Epoxy resin, unsaturated polyester resin, phenol resin, urea melamine resin, polyurethane resin, diallyl phthalate resin, or silane resin thermosetting resin matrix resin, and average pore diameter with hollow structure dispersed in the matrix resin A mesoporous silica particle having a particle size of 1 to 10 nm, and a resin composition having a content of the mesoporous silica particle of 10 to 50% by mass ,
A resin composition in which the matrix resin is present in the hollow part of the mesoporous silica particles. The resin composition according to claim 1, wherein the mesoporous silica particles have an average primary particle diameter of 20 to 2000 nm. The resin composition according to claim 1 or 2, wherein the mesoporous silica particles have an average hollow part diameter of 10 to 1000 nm. The resin composition according to any one of claims 1 to 3, wherein the mesoporous silica particles have an average aggregate particle diameter of 0.1 to 10 µm. The mesoporous silica particles have a BET specific surface area of 900-1500 m. ² The resin composition according to any one of claims 1 to 4, which is / g. The resin composition according to any one of claims 1 to 5, wherein the mesoporous silica particles have an average outer shell thickness of 30 to 700 nm. Epoxy resin, unsaturated polyester resin, phenol resin, urea / melamine resin, polyurethane resin, diallyl phthalate resin, or silane-based thermosetting resin matrix resin forming material having an average pore diameter of 1 to 10 nm with a hollow structure mesoporous silica particles are dispersed Rutotomoni, obtained by solidifying what the matrix resin forming material in the hollow portion of the mesoporous silica particles are present the content of the mesoporous silica particles from 10 to 50 mass is % der Ru resin composition. The resin composition according to any one of claims 1 to 7, wherein the pores of the mesoporous silica particles have a hexagonal arrangement.

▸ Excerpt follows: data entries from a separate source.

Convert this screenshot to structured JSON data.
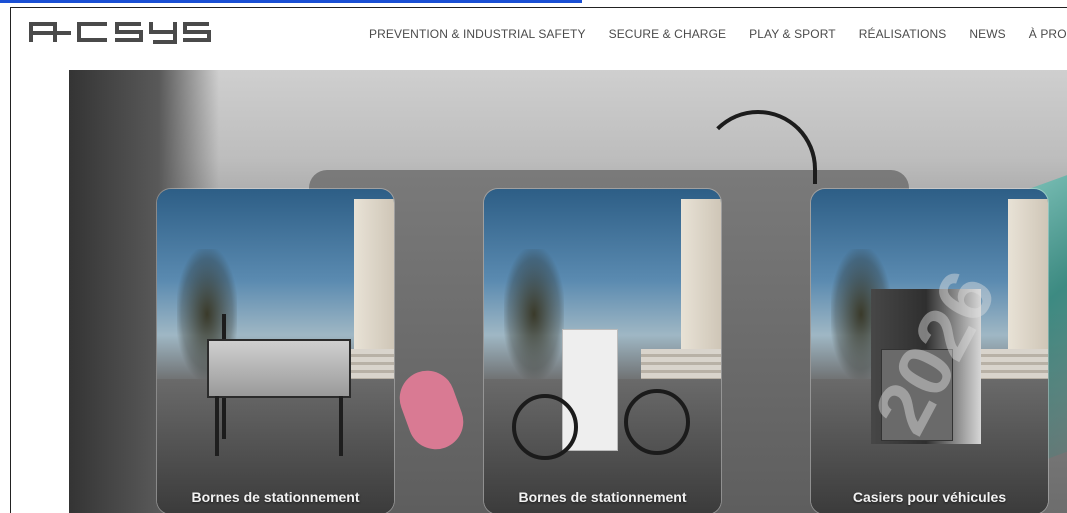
{
  "brand": {
    "logo_text": "A-CSYS"
  },
  "nav": {
    "items": [
      {
        "label": "PREVENTION & INDUSTRIAL SAFETY"
      },
      {
        "label": "SECURE & CHARGE"
      },
      {
        "label": "PLAY & SPORT"
      },
      {
        "label": "RÉALISATIONS"
      },
      {
        "label": "NEWS"
      },
      {
        "label": "À PROPOS"
      }
    ]
  },
  "cards": [
    {
      "title": "Bornes de stationnement"
    },
    {
      "title": "Bornes de stationnement"
    },
    {
      "title": "Casiers pour véhicules"
    }
  ],
  "watermark": "2026",
  "colors": {
    "top_accent": "#1a4fd4",
    "nav_text": "#4b4b4b",
    "card_label": "#f2f2f2"
  }
}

A coating structure coated with a resin film formed of the resin composition according to claim 1. The coating structure according to claim 9, wherein the resin film has a pencil hardness measured based on JIS K5400 of 4H or more. The coating structure according to claim 9 or 10, wherein the resin film has a haze value of 30% or less measured based on JIS K7105. A coating agent used for forming a resin film having a coating structure according to any one of claims 9 to 11,
Epoxy resin, unsaturated polyester resin, phenol resin, urea / melamine resin, polyurethane resin, diallyl phthalate resin, or silane-based thermosetting resin matrix resin forming material having an average pore diameter of 1 to 10 nm with a hollow structure the mesoporous silica particles is, Rutotomoni dispersed so that the amount contained in the resin composition for forming the resin film after solidification is 10 to 50 mass%, the matrix resin forming material in the hollow portion of the mesoporous silica particles coating agent present.